Machine learning is broadly divided into three distinct classes of techniques: supervised learning, unsupervised learning, and deep learning/reinforcement learning.

Supervised Learning

Supervised learning involves ML algorithms that infer patterns between a set of inputs (the X’s) and the desired output (Y). The inferred pattern is then used to map a given input set into a predicted output. Supervised learning requires a labeled dataset, one that contains matched sets of observed inputs and the associated output. Applying the ML algorithm to this dataset to infer the pattern between the inputs and output is called “training” the algorithm. Once the algorithm has been trained, the inferred pattern can be used to predict output values based on new inputs (i.e., ones not in the training dataset).

Multiple regression is an example of supervised learning. A regression model takes matched data (X’s, Y) and uses it to estimate parameters that characterize the relationship between Y and the X’s. The estimated parameters can then be used to predict Y on a new, different set of X’s. The difference between the predicted and actual Y is used to evaluate how well the regression model predicts out-of-sample (i.e., using new data).

The terminology used with ML algorithms differs from that used in regression. The graph below provides a visual of the supervised learning model training process and a translation between regression and ML terminologies.

Exhibit 1

Supervised Learning — Continued

In supervised machine learning, the dependent variable (Y) is the target and the independent variables (X’s) are known as features. The labeled data (training dataset) is used to train the supervised ML algorithm to infer a pattern-based prediction rule. The fit of the ML model is evaluated using labeled test data in which the predicted targets (Y^Predict) are compared to the actual targets (Y^Actual).

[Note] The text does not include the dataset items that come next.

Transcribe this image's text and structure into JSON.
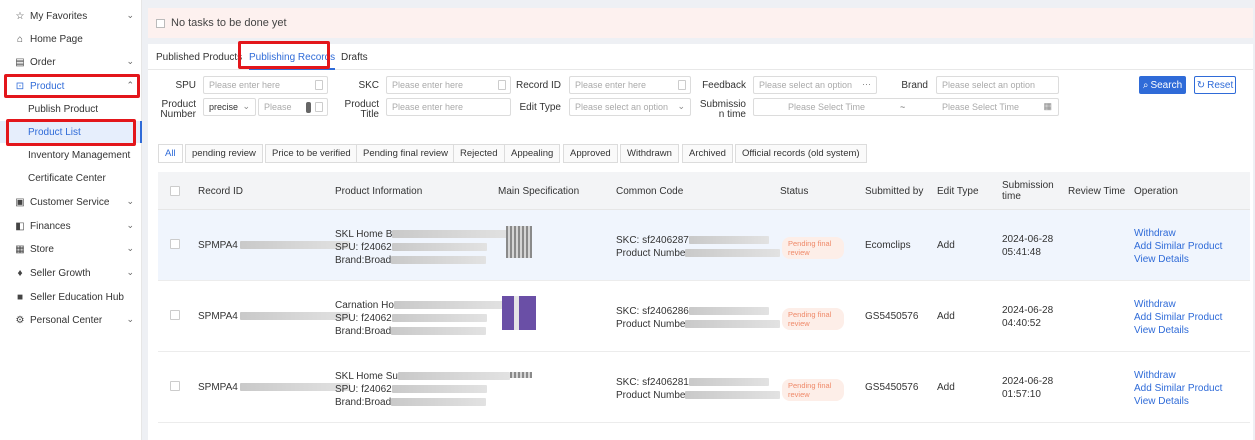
{
  "sidebar": {
    "items": [
      {
        "icon": "star-icon",
        "label": "My Favorites"
      },
      {
        "icon": "home-icon",
        "label": "Home Page"
      },
      {
        "icon": "order-icon",
        "label": "Order"
      },
      {
        "icon": "product-icon",
        "label": "Product"
      },
      {
        "icon": "customer-service-icon",
        "label": "Customer Service"
      },
      {
        "icon": "finances-icon",
        "label": "Finances"
      },
      {
        "icon": "store-icon",
        "label": "Store"
      },
      {
        "icon": "growth-icon",
        "label": "Seller Growth"
      },
      {
        "icon": "education-icon",
        "label": "Seller Education Hub"
      },
      {
        "icon": "personal-icon",
        "label": "Personal Center"
      }
    ],
    "product_sub": [
      "Publish Product",
      "Product List",
      "Inventory Management",
      "Certificate Center"
    ]
  },
  "banner": {
    "text": "No tasks to be done yet"
  },
  "top_tabs": [
    "Published Products",
    "Publishing Records",
    "Drafts"
  ],
  "filters": {
    "spu": {
      "label": "SPU",
      "placeholder": "Please enter here"
    },
    "skc": {
      "label": "SKC",
      "placeholder": "Please enter here"
    },
    "record_id": {
      "label": "Record ID",
      "placeholder": "Please enter here"
    },
    "feedback": {
      "label": "Feedback",
      "placeholder": "Please select an option"
    },
    "brand": {
      "label": "Brand",
      "placeholder": "Please select an option"
    },
    "product_number": {
      "label1": "Product",
      "label2": "Number",
      "mode": "precise",
      "placeholder": "Please"
    },
    "product_title": {
      "label1": "Product",
      "label2": "Title",
      "placeholder": "Please enter here"
    },
    "edit_type": {
      "label": "Edit Type",
      "placeholder": "Please select an option"
    },
    "submission_time": {
      "label1": "Submissio",
      "label2": "n time",
      "start": "Please Select Time",
      "sep": "~",
      "end": "Please Select Time"
    }
  },
  "buttons": {
    "search": "Search",
    "reset": "Reset"
  },
  "status_tabs": [
    "All",
    "pending review",
    "Price to be verified",
    "Pending final review",
    "Rejected",
    "Appealing",
    "Approved",
    "Withdrawn",
    "Archived",
    "Official records (old system)"
  ],
  "columns": [
    "Record ID",
    "Product Information",
    "Main Specification",
    "Common Code",
    "Status",
    "Submitted by",
    "Edit Type",
    "Submission time",
    "Review Time",
    "Operation"
  ],
  "rows": [
    {
      "record_id": "SPMPA4",
      "info1": "SKL Home B",
      "info2": "SPU: f24062",
      "info3": "Brand:Broad",
      "skc": "SKC: sf2406287",
      "pnum": "Product Numbe",
      "status": "Pending final review",
      "submitted_by": "Ecomclips",
      "edit_type": "Add",
      "date": "2024-06-28",
      "time": "05:41:48"
    },
    {
      "record_id": "SPMPA4",
      "info1": "Carnation Ho",
      "info2": "SPU: f24062",
      "info3": "Brand:Broad",
      "skc": "SKC: sf2406286",
      "pnum": "Product Numbe",
      "status": "Pending final review",
      "submitted_by": "GS5450576",
      "edit_type": "Add",
      "date": "2024-06-28",
      "time": "04:40:52"
    },
    {
      "record_id": "SPMPA4",
      "info1": "SKL Home Su",
      "info2": "SPU: f24062",
      "info3": "Brand:Broad",
      "skc": "SKC: sf2406281",
      "pnum": "Product Numbe",
      "status": "Pending final review",
      "submitted_by": "GS5450576",
      "edit_type": "Add",
      "date": "2024-06-28",
      "time": "01:57:10"
    }
  ],
  "operations": [
    "Withdraw",
    "Add Similar Product",
    "View Details"
  ]
}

An example of supervised learning is the case in which ML algorithms are used to predict whether credit card transactions are fraudulent or legitimate. In the credit card example, the target is a binary variable with a value of 1 for “fraudulent” or 0 for “non-fraudulent.” The features are the transaction characteristics. The chosen ML algorithm uses these data elements to train a model to predict the likelihood of fraud more accurately in new transactions. The ML program “learns from experience” if the percentage of correctly predicted credit card transactions increases as the amount of input from a growing credit card database increases. One possible ML algorithm to use would be to fit a logistic regression model to the data to provide an estimate of the probability a transaction is fraudulent.

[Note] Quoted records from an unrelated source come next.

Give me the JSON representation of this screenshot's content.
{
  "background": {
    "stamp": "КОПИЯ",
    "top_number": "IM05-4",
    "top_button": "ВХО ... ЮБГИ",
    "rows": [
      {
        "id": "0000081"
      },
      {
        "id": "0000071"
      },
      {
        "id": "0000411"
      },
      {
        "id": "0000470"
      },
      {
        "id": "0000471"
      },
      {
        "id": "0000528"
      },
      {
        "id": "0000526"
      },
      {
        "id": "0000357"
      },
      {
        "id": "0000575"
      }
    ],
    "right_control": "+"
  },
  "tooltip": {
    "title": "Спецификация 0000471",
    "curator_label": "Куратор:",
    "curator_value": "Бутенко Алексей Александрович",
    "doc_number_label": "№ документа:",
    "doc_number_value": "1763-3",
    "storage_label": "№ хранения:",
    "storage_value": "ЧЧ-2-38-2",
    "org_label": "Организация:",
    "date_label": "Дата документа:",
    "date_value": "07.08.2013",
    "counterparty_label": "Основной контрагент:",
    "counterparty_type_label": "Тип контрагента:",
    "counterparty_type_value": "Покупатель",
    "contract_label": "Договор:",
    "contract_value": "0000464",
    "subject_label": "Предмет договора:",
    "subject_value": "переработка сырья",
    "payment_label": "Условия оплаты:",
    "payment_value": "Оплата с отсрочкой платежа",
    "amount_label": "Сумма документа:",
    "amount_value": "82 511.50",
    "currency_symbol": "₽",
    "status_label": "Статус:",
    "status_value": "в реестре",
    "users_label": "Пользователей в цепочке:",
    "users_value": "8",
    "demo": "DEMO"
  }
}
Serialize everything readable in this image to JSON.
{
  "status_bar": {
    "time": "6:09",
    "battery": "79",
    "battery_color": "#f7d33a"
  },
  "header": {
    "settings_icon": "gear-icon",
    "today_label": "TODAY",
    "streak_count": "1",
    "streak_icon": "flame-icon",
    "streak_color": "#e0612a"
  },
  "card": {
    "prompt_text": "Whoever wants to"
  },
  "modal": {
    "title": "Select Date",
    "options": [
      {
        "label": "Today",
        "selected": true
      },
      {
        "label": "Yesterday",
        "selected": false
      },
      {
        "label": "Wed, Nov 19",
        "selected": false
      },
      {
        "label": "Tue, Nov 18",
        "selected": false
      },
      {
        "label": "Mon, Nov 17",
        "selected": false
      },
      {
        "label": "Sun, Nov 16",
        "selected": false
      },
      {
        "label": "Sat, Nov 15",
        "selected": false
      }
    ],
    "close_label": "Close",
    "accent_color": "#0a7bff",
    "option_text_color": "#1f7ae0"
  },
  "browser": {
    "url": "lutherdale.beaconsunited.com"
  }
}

Supervised learning can be divided into two categories of problems—regression and classification—with the distinction between them being determined by the nature of the target (Y) variable. If the target variable is continuous, then the task is one of regression (even if the ML technique used is not “regression”; note this nuance of ML terminology). If the target variable is categorical or ordinal (i.e., a ranked category), then it is a classification problem. Regression and classification use different ML techniques.

Regression focuses on making predictions of continuous target variables. Most learners are already familiar with multiple linear regression (e.g., ordinary least squares) models, but other supervised learning techniques exist, including non-linear models. These non-linear models are useful for problems involving large datasets with large numbers of features, many of which may be correlated. Some examples of problems belonging to the regression category are using historical stock market returns to forecast stock price performance or using historical corporate financial ratios to forecast the probability of bond default.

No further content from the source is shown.